Pseudobolodon Temporal range: Late Jurassic

Scientific classification
- Kingdom: Animalia
- Phylum: Chordata
- Class: Mammalia
- Order: †Multituberculata
- Suborder: †Plagiaulacida
- Genus: †Pseudobolodon G Hahn, 1977
- Species: P. krebsi; P. oreas;

= Pseudobolodon =

Extinct order of mammals

Pseudobolodon was a relatively early member of the also extinct order of mammals, Multituberculata. It lived in Portugal during the Upper Jurassic, part of the "age of the dinosaurs." It lies within the suborder "Plagiaulacida" and family Paulchoffatiidae.

The genus Pseudobolodon ("false Bolodon") was named by Hahn G. in 1977 based on two species. A third one-time species, P. robustus (Hahn, 1978), seems to have transformed into Meketibolodon robustus (Hahn G. 1978).

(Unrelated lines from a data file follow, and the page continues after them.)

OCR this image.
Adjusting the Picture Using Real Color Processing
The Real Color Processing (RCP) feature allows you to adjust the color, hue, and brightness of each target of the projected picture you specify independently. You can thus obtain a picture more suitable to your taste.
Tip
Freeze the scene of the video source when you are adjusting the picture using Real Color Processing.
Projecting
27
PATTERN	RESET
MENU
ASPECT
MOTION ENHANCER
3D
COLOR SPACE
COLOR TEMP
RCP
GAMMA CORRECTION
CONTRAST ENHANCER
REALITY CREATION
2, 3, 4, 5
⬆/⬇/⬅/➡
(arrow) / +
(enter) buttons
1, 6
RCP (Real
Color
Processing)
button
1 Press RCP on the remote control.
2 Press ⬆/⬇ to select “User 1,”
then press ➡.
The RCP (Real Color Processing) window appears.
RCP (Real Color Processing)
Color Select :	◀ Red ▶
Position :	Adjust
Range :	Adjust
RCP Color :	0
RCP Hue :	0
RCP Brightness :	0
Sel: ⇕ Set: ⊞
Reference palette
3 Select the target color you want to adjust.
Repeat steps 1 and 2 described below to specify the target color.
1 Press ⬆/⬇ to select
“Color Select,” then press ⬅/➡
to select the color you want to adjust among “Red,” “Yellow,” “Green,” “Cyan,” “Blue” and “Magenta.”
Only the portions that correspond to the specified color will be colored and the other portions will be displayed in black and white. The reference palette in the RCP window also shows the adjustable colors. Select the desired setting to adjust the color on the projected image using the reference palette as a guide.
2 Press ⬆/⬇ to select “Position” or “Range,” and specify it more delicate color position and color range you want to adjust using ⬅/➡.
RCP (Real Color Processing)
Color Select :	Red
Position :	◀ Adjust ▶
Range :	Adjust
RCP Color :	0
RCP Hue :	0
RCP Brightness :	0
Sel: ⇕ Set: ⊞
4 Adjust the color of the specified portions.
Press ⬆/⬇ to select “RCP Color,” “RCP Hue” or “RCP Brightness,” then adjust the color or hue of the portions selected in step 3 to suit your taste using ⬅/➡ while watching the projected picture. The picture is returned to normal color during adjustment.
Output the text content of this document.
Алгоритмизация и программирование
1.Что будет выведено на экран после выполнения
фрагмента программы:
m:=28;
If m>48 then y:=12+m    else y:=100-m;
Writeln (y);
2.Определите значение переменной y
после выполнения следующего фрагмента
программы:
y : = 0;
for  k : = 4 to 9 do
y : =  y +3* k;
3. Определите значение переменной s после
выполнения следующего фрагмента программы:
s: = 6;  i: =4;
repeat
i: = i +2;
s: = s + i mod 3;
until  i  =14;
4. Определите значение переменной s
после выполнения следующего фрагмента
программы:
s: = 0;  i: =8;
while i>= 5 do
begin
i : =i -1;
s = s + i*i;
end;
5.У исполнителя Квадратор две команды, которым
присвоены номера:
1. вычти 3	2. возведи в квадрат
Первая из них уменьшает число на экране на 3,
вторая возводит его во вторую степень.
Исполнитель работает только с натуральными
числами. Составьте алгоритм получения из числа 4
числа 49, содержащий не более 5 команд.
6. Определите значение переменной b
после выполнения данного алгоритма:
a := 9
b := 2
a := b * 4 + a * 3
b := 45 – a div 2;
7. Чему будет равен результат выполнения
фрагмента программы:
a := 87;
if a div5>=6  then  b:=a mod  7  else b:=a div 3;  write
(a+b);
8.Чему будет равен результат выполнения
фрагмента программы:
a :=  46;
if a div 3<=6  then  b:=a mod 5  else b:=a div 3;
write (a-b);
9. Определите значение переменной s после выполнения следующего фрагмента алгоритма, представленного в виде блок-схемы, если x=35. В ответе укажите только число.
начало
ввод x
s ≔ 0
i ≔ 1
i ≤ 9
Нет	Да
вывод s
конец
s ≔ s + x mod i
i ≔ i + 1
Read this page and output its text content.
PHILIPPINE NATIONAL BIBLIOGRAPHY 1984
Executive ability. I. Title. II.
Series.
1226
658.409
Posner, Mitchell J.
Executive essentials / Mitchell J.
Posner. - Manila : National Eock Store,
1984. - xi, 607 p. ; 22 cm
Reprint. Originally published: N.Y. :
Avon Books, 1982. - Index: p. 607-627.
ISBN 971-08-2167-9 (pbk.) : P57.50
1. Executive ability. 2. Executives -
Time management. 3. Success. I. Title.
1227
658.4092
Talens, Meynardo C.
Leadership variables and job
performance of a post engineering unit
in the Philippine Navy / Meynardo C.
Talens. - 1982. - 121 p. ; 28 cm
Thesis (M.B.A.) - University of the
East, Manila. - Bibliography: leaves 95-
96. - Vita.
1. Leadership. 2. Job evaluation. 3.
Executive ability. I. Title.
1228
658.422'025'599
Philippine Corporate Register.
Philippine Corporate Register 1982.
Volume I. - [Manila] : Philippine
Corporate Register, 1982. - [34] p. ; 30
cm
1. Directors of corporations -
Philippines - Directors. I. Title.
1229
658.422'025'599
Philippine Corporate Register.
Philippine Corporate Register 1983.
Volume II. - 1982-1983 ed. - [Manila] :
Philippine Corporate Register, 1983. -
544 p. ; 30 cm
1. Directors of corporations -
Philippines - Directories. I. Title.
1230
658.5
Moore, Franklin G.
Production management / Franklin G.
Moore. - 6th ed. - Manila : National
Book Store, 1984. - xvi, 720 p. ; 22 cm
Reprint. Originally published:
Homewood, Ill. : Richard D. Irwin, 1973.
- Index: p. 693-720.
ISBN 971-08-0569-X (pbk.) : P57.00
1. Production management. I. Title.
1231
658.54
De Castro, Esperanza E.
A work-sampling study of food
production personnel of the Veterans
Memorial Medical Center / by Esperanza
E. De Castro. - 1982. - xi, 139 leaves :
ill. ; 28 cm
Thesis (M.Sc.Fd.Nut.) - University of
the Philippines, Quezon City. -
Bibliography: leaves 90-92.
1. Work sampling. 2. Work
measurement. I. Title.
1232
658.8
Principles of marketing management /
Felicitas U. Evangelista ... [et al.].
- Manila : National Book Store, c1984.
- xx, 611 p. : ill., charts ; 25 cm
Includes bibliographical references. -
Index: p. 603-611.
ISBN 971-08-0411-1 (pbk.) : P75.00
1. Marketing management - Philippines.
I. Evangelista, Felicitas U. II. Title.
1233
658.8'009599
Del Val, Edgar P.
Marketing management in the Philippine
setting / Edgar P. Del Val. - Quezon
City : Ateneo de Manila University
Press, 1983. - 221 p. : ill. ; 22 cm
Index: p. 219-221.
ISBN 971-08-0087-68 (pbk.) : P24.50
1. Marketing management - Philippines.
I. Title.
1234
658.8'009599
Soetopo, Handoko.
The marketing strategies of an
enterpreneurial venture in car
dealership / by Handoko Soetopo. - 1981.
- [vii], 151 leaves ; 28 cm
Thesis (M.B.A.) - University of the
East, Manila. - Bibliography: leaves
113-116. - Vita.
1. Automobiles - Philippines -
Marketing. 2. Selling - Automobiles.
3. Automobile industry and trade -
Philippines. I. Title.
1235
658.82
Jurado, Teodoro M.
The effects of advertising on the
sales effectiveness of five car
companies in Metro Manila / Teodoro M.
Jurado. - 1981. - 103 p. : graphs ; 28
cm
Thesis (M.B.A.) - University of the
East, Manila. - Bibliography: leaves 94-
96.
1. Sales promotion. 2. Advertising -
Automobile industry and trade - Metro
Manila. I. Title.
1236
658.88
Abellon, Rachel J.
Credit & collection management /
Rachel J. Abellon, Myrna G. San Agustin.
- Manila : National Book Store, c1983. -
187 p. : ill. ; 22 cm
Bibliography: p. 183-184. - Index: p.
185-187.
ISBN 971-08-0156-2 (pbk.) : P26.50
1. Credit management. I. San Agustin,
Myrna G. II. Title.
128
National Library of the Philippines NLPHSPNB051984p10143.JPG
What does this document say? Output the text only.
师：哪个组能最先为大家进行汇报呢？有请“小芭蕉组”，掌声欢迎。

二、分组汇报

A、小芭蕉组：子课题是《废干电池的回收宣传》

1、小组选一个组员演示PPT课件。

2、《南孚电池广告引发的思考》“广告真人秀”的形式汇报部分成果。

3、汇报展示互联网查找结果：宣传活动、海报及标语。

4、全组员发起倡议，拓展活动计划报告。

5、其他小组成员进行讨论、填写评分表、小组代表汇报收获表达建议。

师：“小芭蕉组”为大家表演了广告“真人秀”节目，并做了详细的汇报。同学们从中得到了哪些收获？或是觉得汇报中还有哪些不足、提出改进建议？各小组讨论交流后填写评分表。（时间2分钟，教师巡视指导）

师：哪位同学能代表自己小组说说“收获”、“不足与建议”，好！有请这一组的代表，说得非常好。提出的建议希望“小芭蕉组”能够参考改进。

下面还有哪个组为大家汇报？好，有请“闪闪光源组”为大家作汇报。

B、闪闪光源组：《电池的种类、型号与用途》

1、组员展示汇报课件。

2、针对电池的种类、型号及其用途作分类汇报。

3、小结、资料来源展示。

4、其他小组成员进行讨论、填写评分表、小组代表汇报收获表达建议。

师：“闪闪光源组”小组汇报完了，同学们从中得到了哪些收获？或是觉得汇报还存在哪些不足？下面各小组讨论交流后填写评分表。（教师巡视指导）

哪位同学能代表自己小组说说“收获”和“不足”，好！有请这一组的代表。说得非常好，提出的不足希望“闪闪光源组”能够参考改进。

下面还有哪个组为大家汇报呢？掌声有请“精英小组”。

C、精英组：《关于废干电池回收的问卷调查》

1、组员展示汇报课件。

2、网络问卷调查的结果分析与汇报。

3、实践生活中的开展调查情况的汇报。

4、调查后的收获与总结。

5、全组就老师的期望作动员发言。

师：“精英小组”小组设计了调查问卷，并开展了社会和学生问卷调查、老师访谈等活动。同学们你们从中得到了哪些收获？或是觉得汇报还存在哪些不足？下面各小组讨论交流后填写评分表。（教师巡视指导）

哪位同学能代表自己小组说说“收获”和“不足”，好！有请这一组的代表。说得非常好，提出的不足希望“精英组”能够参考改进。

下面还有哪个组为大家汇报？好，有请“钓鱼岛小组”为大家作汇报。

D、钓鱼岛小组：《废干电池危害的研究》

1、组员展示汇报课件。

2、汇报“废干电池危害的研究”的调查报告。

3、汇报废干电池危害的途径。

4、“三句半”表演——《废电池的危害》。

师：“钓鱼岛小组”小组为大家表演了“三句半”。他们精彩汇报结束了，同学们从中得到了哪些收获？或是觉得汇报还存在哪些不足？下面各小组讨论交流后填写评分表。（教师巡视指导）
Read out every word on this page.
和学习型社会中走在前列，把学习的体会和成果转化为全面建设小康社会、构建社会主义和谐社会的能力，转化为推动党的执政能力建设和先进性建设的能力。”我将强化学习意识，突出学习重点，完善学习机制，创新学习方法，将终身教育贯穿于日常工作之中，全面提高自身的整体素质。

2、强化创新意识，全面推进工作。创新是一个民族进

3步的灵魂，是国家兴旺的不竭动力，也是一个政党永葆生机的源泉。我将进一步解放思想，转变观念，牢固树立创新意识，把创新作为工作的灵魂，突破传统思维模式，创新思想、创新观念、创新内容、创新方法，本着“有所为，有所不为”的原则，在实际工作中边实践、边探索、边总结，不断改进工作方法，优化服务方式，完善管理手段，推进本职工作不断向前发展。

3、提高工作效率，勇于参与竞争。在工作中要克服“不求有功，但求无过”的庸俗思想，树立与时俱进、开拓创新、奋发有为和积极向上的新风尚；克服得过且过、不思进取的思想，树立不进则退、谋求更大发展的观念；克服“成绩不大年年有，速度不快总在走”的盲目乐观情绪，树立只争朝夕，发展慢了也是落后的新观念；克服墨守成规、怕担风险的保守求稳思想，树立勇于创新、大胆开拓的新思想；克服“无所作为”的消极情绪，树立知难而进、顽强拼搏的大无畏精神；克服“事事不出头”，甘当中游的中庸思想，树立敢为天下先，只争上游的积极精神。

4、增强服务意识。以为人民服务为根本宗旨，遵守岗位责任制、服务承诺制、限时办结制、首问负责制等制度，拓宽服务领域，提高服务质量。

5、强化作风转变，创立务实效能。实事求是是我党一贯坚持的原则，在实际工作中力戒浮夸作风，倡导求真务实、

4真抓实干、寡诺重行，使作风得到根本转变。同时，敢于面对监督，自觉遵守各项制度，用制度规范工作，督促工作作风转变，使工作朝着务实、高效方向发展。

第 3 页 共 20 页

The species Pseudobolodon krebsi was named by Hahn G. & Hahn R. in 1994. Fossil remains consisting of two upper jaws have been found in the Kimmeridgian (Upper Jurassic)-age strata of Guimarota, Portugal. As for the septomaxilla mentioned in the title of the reference: "A small, triangular bone is placed between the premaxilla and the maxilla; this bone is interpreted as a septomaxilla. This is a bone that is typical for lower tetrapods (amphibians, reptiles), but is usually absent in mammals", (Hahn & Hahn 2000, p. 98). The premaxilla is the front bit of your upper jaw, while the maxilla is the side of it. Like other existing mammals, humans don't have this septomaxilla.

The species Pseudobolodon oreas was named by Hahn G. in 1977. Remains consisting of seven upper jaws have been found in Kimmeridgian (Upper Jurassic)-age strata of Guimarota, Portugal.